Senator for Durango
- Incumbent
- Assumed office 1 September 2024

Federal deputy for Durango's 4th
- In office 1 September 2021 – 31 August 2024

Personal details
- Born: 16 October 1965 (age 60) Victoria de Durango, Durango, Mexico
- Party: PAN
- Education: UTM
- Occupation: Lawyer, politician

= Gina Campuzano González =

Mexican politician (born 1963)

Gina Gerardina Campuzano González (born 16 October 1965) is a Mexican politician from the National Action Party (PAN).
She has represented her party and her home state, Durango, in both chambers of Congress.

==Biography==
Gina Campuzano González was born in Victoria de Durango, capital of the state of Durango, in 1965. She holds a degree in law from TecMilenio University.

She has served two terms in the Congress of Durango (2010–2013 and 2016–2018) and two terms as a municipal councillor (regidora) in the municipality of Durango. She was later elected to the federal Chamber of Deputies for Durango's 4th district in the 2021 mid-terms, where she served during the 65th session of Congress and was a member of the friendship groups with New Zealand (chair), the Russian Federation, and Angola. She resigned her seat on 29 February 2024 and was replaced for the remainder of her term by her alternate, María Elena González Rivera.
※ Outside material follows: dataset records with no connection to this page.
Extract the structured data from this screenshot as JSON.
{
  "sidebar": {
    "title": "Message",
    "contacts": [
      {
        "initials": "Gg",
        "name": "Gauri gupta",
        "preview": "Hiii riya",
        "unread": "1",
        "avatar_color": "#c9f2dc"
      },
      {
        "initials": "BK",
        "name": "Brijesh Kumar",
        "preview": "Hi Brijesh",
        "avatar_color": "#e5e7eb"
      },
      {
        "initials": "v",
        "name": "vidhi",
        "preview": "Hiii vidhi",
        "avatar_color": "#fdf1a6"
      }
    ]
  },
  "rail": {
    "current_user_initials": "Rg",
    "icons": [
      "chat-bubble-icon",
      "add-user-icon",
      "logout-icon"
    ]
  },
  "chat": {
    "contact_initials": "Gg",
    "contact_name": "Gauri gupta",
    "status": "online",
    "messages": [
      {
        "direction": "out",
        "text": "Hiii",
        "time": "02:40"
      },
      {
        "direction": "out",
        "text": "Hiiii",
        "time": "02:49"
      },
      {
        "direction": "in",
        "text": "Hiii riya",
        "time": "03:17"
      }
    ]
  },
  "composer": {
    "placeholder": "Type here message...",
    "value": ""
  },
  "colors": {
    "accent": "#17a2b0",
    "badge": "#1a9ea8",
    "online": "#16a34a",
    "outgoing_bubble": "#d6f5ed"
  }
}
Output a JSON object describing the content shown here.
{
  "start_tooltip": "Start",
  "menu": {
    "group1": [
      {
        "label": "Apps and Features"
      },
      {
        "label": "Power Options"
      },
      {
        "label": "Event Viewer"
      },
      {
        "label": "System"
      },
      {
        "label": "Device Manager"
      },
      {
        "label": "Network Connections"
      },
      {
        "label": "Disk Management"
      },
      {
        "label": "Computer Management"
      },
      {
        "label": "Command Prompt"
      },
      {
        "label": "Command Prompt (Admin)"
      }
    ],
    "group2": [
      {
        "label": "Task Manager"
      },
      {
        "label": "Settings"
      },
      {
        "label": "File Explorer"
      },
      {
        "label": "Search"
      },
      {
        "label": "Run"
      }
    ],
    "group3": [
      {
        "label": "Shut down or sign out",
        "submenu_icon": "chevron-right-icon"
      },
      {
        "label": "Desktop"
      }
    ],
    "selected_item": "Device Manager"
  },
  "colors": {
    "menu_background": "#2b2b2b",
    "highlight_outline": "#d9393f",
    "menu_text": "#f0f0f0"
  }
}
Campuzano González contended for one of Durango's Senate seats in the 2024 general election, occupying the first position on the two-name formula of the Fuerza y Corazón por México coalition, in which the PAN allied itself with the Institutional Revolutionary Party (PRI) and the Party of the Democratic Revolution (PRD). With her coalition placing second in the state behind the Morena-led Sigamos Haciendo Historia alliance, she was duly elected to Durango's third Senate seat for the 66th and 67th congressional sessions (2024–2030). In the Senate, she is the secretary of the committee for the environment, natural resources and climate change and is a member of the committees for livestock, urban districting and housing, foreign affairs (Africa), and water resources and infrastructure.